The final two supplemental disclosures addressed Morgan Stanley and Blackstone's potential conflicts of interest. The Disclosure Supplement noted that in the two years prior to the merger, neither Compellent nor Dell retained Blackstone for any services or paid any compensation to Blackstone, but that Blackstone representatives in the ordinary course of business met with Dell and Compellent to discuss market conditions, potential strategic transactions, and other matters relating to the companies' prospects. The Disclosure Supplement also informed stockholders that Morgan Stanley provided strategic advice to Dell on mergers and acquisitions, assisted Compellent with its initial public offering in 2007 and a secondary stock offering in 2009, and received approximately $2 million in fees from Compellent in the two years preceding the merger. The additional information about the financial advisors' relationships merits some compensation. An award of $100,000 is warranted for these disclosures.
"The time and effort expended by counsel serves [as] a cross-check on the reasonableness of a fee award." Sauer-Danfoss, 2011 WL 2519210, at *20. "This factor has two separate but related components: (i) time and (ii) effort." Id.

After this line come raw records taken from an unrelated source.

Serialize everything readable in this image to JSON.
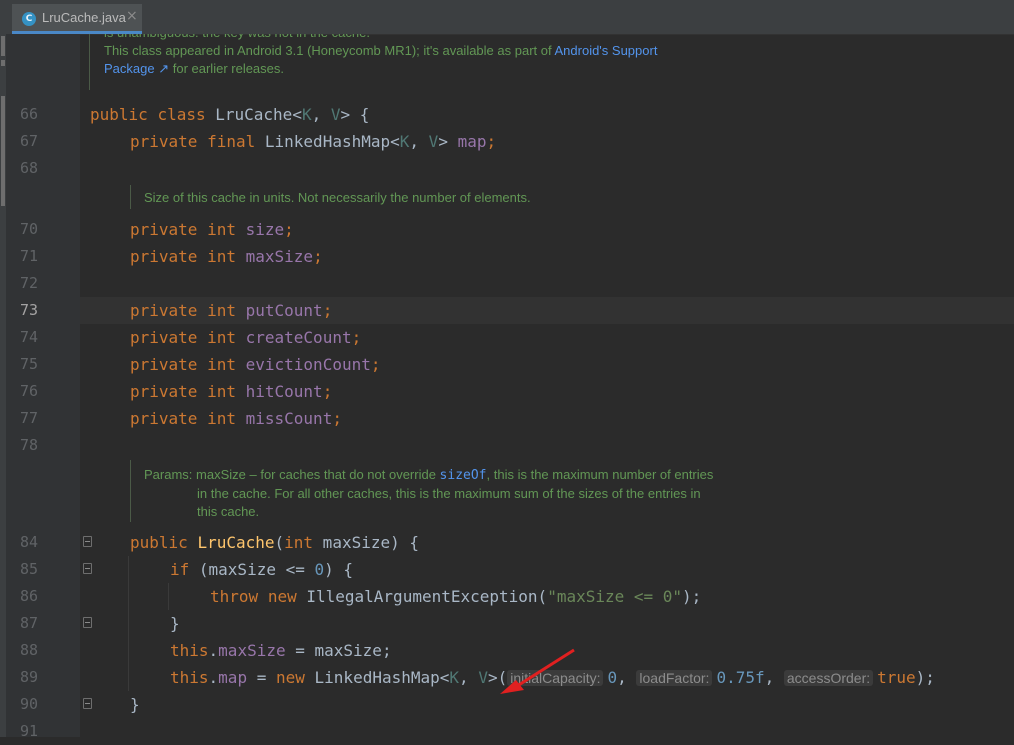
{
  "tab": {
    "icon_letter": "C",
    "title": "LruCache.java",
    "close_glyph": "×"
  },
  "doc_top": {
    "line1": "is unambiguous: the key was not in the cache.",
    "line2_prefix": "This class appeared in Android 3.1 (Honeycomb MR1); it's available as part of ",
    "line2_link": "Android's Support",
    "line3_link": "Package",
    "line3_arrow": "↗",
    "line3_suffix": " for earlier releases."
  },
  "doc_size": "Size of this cache in units. Not necessarily the number of elements.",
  "doc_params": {
    "label": "Params:",
    "text1_prefix": "maxSize – for caches that do not override ",
    "text1_code": "sizeOf",
    "text1_suffix": ", this is the maximum number of entries",
    "text2": "in the cache. For all other caches, this is the maximum sum of the sizes of the entries in",
    "text3": "this cache."
  },
  "line_numbers": {
    "l66": "66",
    "l67": "67",
    "l68": "68",
    "l70": "70",
    "l71": "71",
    "l72": "72",
    "l73": "73",
    "l74": "74",
    "l75": "75",
    "l76": "76",
    "l77": "77",
    "l78": "78",
    "l84": "84",
    "l85": "85",
    "l86": "86",
    "l87": "87",
    "l88": "88",
    "l89": "89",
    "l90": "90",
    "l91": "91"
  },
  "code": {
    "public": "public",
    "class": "class",
    "private": "private",
    "final": "final",
    "int": "int",
    "if": "if",
    "throw": "throw",
    "new": "new",
    "this": "this",
    "true": "true",
    "class_name": "LruCache",
    "type_params_open": "<",
    "K": "K",
    "comma": ", ",
    "V": "V",
    "type_params_close": ">",
    "open_brace": " {",
    "close_brace": "}",
    "linkedhashmap": "LinkedHashMap",
    "map": "map",
    "semicolon": ";",
    "size": "size",
    "maxSize": "maxSize",
    "putCount": "putCount",
    "createCount": "createCount",
    "evictionCount": "evictionCount",
    "hitCount": "hitCount",
    "missCount": "missCount",
    "ctor_params": "(int maxSize) {",
    "ctor_param_kw": "int",
    "ctor_param_name": " maxSize) {",
    "if_cond_a": " (maxSize <= ",
    "zero": "0",
    "if_cond_b": ") {",
    "exception": "IllegalArgumentException",
    "exc_open": "(",
    "exc_msg": "\"maxSize <= 0\"",
    "exc_close": ");",
    "dot": ".",
    "assign_max": " = maxSize;",
    "assign_eq": " = ",
    "lhm_open": ">(",
    "hint_capacity": "initialCapacity:",
    "hint_load": "loadFactor:",
    "hint_order": "accessOrder:",
    "load_value": "0.75f",
    "arg_sep": ", ",
    "call_end": ");",
    "lt": "<",
    "gt": ">"
  },
  "colors": {
    "keyword": "#cc7832",
    "field": "#9876aa",
    "number": "#6897bb",
    "string": "#6a8759",
    "method": "#ffc66d",
    "doc": "#629755",
    "annotation_arrow": "#e02020"
  }
}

"The time (i.e., hours) that counsel claim to have worked is of secondary importance." Id. Plaintiffs' counsel submitted affidavits representing that they expended a total of approximately 2,416 hours litigating the case prior to settlement. There was undoubtedly some duplication of effort among the many plaintiffs' firms involved in the case. On balance, however, the plaintiffs' firms have not claimed an excessive number of hours in light of what they accomplished. "This is not a situation in which an enormous number of hours contrasts so markedly with minimal litigation activity as to suggest someone was padding the numbers." Del Monte, 2011 WL 2535256, at *12.

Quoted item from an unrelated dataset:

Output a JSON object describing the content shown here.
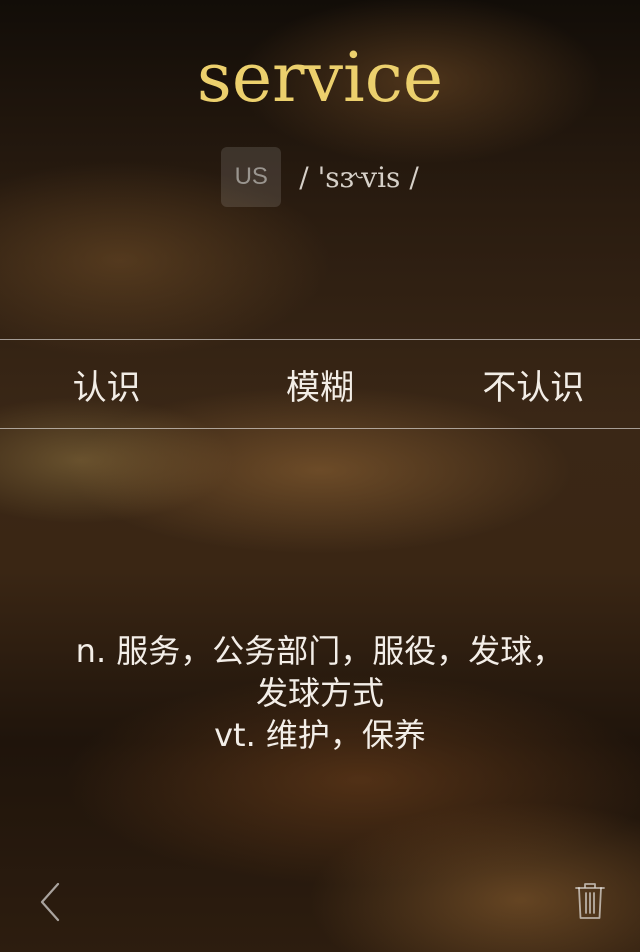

More important than hours is "effort, as in what plaintiffs' counsel actually did." Sauer-Danfoss, 2011 WL 2519210, at *20. In this case, the plaintiffs made a real effort. The case settled at a relatively early stage, but before settling plaintiffs' counsel reviewed a substantial document production, conducted six fact depositions, and retained and worked with an expert. On balance, the time and effort of plaintiffs' counsel supports the baseline fee award.
This was not cookie-cutter deal litigation in which plaintiffs' counsel advanced routine process and disclosure arguments, then accepted a standard package of board minutes and bankers' books before agreeing to a disclosure-only settlement. Although this case did not present complex issues relative to other transaction-related litigation, plaintiffs' counsel engaged in expedited discovery and negotiated for meaningful changes in the deal protections. The complexity of the case supports the baseline fee award.
Plaintiffs' counsel pursued this case on a contingent basis. They invested a significant number of hours and incurred expenses of $141,160.97, but they settled before briefing and a hearing. This factor does not merit an upward or downward adjustment.
The plaintiffs' lawyers are well-known practitioners who competently prosecuted the action. This factor does not merit an upward or downward adjustment.
Precedent fee awards for settlements in which the consideration consisted of revised deal protections and supplemental disclosures have ranged from mid-six-figures to $5.14 million.
The modifications to the deal protection provisions and the rescission of the Rights Plan were significant results. The supplemental disclosures were not. I award $2.3 million for the former and $100,000 for the latter, inclusive of expenses.